Mona pulang ke rumah setelah makan malam dirumah orang tuanya. Dia heran mobil Edwin tidak ada di garasi padahal pria itu sama sekali tidak pamit pergi ke mana-mana padanya.
"Mas Edwin pergi ke mana ya, Bi?" tanya Mona pada pelayan setelah masuk kedalam rumah.
"Saya kurang tahu, Bu," jawab pelayan itu.
Mona melirik meja makan. Makan malam yang dihidangkan dimeja makan masih utuh sama sekali tidak ada yang menyentuhnya artinya Edwin tidak makan malam di rumah.
"Jam berapa tadi Mas Edwin pergi, Bi?"
"Jam 02.00 siang, Bu, dan sampai sekarang belum pulang."
Mona mengangguk lalu melangkah menuju kamarnya berganti pakaian lebih dulu kemudian masuk ke dalam ruang kerjanya.
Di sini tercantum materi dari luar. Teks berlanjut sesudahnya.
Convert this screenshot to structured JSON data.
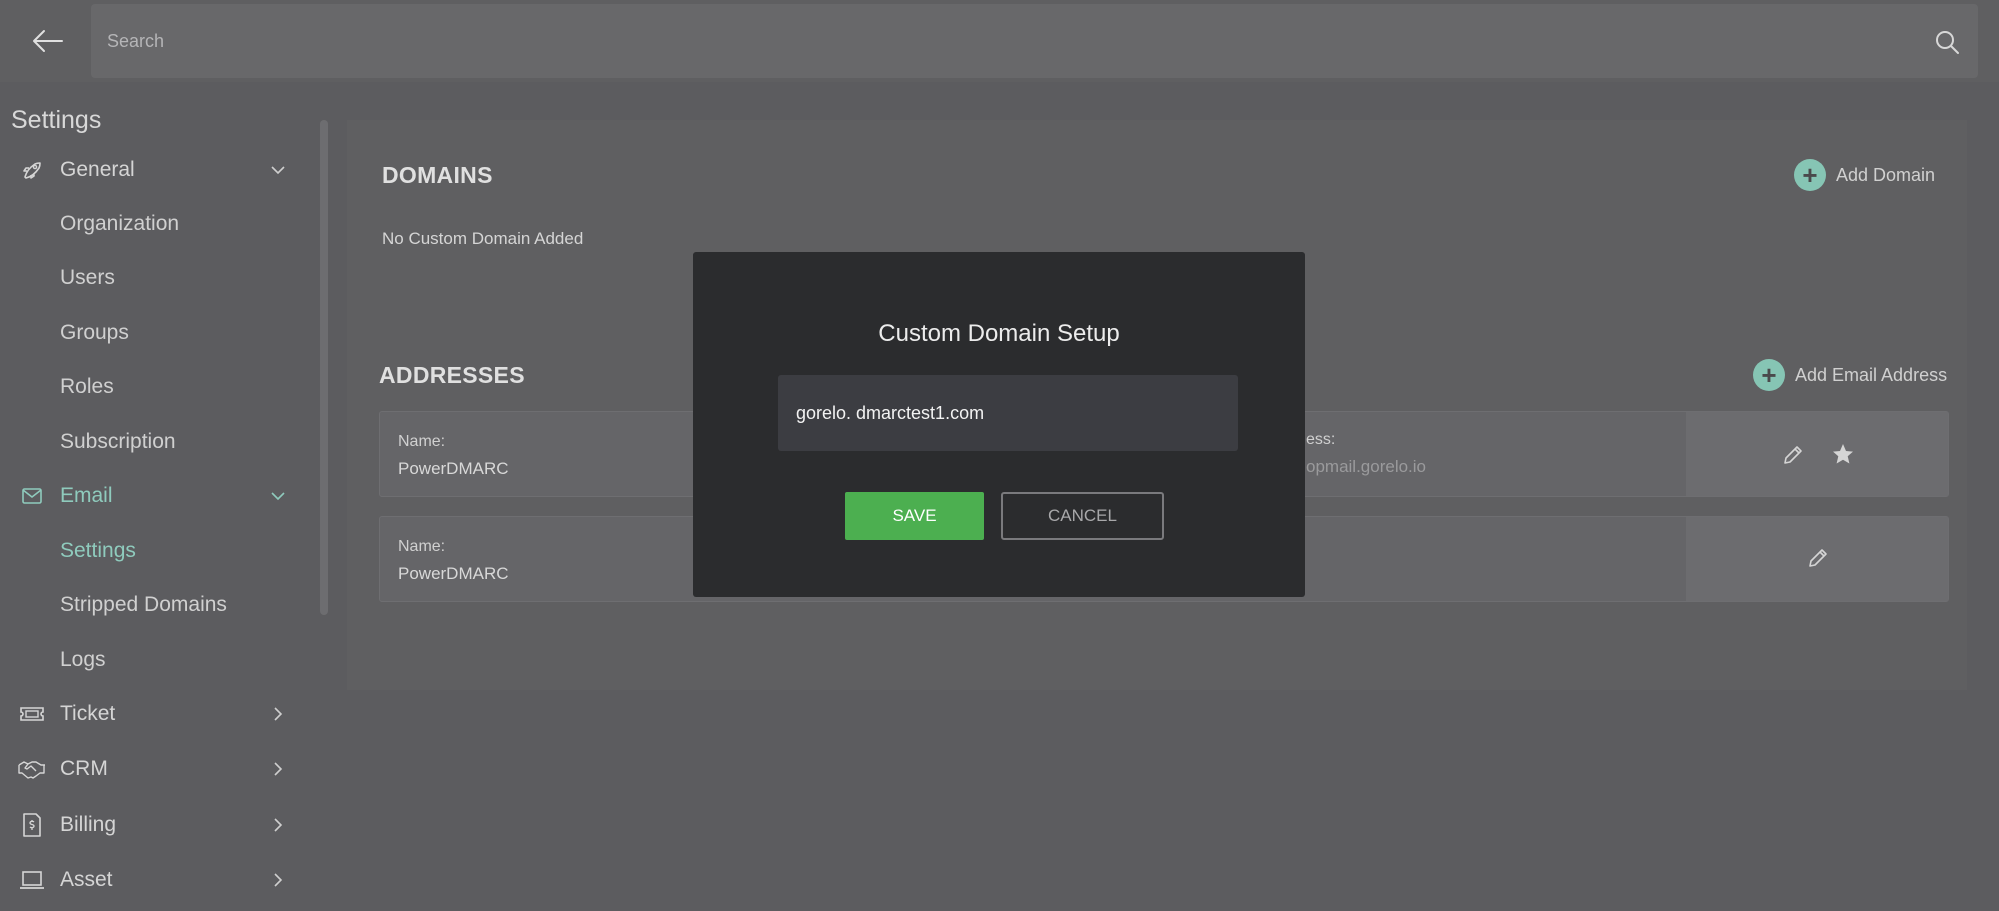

Disana Mona terus menatap peralatan lukis yang ada di ruangan itu, ingin melukis lagi namun sudah berjanji pada Edwin bila akan berhenti melukis.
Menghela nafas berat, Mona lalu menghampirinya peralatan lukis tersebut.
Mona duduk di hadapan kanvas putih yang berdiri pada penyangganya. Mona mengambil palet, mengisinya dengan beberapa warna cat air, mengambil kuas lalu menggoreskan warna pada kanvas putih itu.
"Maaf, Mas, aku tidak benar-benar berhenti melukis," ucap Mona sembari tangannya terus melukis sesuatu yang indah diatas kanvas tersebut.
Benar seperti yang dia katakan bila karir dan hobi sudah melekat pada dirinya. Mona tidak bisa meninggalkan salah satunya meski dia mencintai Edwin. Mona ingin memiliki Edwin namun dia tak ingin meninggalkan karir dan hobinya. Kalau bisa ketiganya dia miliki kenapa tidak? Itulah yang ada di benak Mona.
Mona terus menggerakkan tangannya, melukis sesuatu yang indah diatas kanvas hingga nampak lah sebuah pemandangan bawah laut yang pernah dia lihat di Maldives saat bulan madu kemarin. Setajam itulah ingatan Mona hingga dia bisa menuangkannya kedalam karya seni lukis yang sangat dia gemari.
Tak lama suara mobil Edwin terdengar di telinga Mona membuatnya seketika menghentikan kegiatannya. Mona bangkit dari duduknya, mencuci tangan ditoilet lalu keluar dari ruang kerjanya. Mona menuju pintu utama untuk menyambut kedatangan Edwin.
Mata Mona mengernyit melihat Edwin pulang dengan bibir tersenyum.
"Kamu kenapa, Mas?"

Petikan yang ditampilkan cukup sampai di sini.